The NHS is already the worst performing public-sector body when it comes to data breaches and has been fined £1.3m by the ICO for data transgressions over the past few years. Once GDPR outlaws WhatsApp, the fines are likely to get worse, and it’s only a matter of time before a medical negligence or personal injury claim based on either unauthorised use of messaging or a failure of the existing communications infrastructure is brought against a Trust.

The upshot is that the one industry in which fast and efficient communication is quite literally a life-or-death issue is the one industry which cannot take advantage of the plethora of virtually free communication tools that the vast majority of us keep in our pockets, take entirely for granted, and use every day.

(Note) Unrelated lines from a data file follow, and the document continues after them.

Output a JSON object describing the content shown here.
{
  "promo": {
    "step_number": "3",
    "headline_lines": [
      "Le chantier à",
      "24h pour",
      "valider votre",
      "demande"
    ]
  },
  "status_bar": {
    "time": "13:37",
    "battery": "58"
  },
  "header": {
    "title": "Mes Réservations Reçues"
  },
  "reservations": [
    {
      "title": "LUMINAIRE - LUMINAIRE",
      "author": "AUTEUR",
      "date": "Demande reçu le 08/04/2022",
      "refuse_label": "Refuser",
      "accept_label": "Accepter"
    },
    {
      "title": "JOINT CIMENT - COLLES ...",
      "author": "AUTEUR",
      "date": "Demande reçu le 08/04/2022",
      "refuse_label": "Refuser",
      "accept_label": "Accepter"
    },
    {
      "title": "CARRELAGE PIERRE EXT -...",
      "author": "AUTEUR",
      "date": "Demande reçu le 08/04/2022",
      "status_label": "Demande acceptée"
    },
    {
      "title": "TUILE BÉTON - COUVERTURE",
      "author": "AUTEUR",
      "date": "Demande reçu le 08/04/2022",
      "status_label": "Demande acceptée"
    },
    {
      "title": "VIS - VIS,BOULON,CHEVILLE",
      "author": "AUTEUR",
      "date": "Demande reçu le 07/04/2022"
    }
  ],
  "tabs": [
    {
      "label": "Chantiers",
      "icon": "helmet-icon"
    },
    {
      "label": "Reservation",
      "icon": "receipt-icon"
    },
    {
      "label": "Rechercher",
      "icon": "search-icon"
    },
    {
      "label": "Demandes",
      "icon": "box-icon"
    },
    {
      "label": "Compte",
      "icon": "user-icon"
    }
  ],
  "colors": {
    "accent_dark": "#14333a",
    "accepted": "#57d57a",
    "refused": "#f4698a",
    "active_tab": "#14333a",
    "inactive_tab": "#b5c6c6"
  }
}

It’s not all bad news however. The GDPR – the same set of rules that’s about to scare the pants off everyone – may also prove to be the set of rules that allows the situation to improve, and improve rapidly. Its arrival has allowed the Information Commissioner’s Office (ICO) to reformulate UK legislation into a coherent rubric that is relatively free of many of the paradoxes of the past.

Since similar clarity in the form of the HiPAA guidelines was introduced to the US in 1996, a marketplace of digital health apps has been able to thrive secure in the knowledge that there are best data practice standards to which they can conform.

So while in the short term GDPR compliance may bring some pain for those slow to stop using consumergradetoolsinappropriately,itwillalsoallow increasing innovation to take place in the market place, innovation that will unlock a wave of digital solutions for healthcare that inadequate, out-of-date and contradictory regulatory standards have managed to stifle for so long.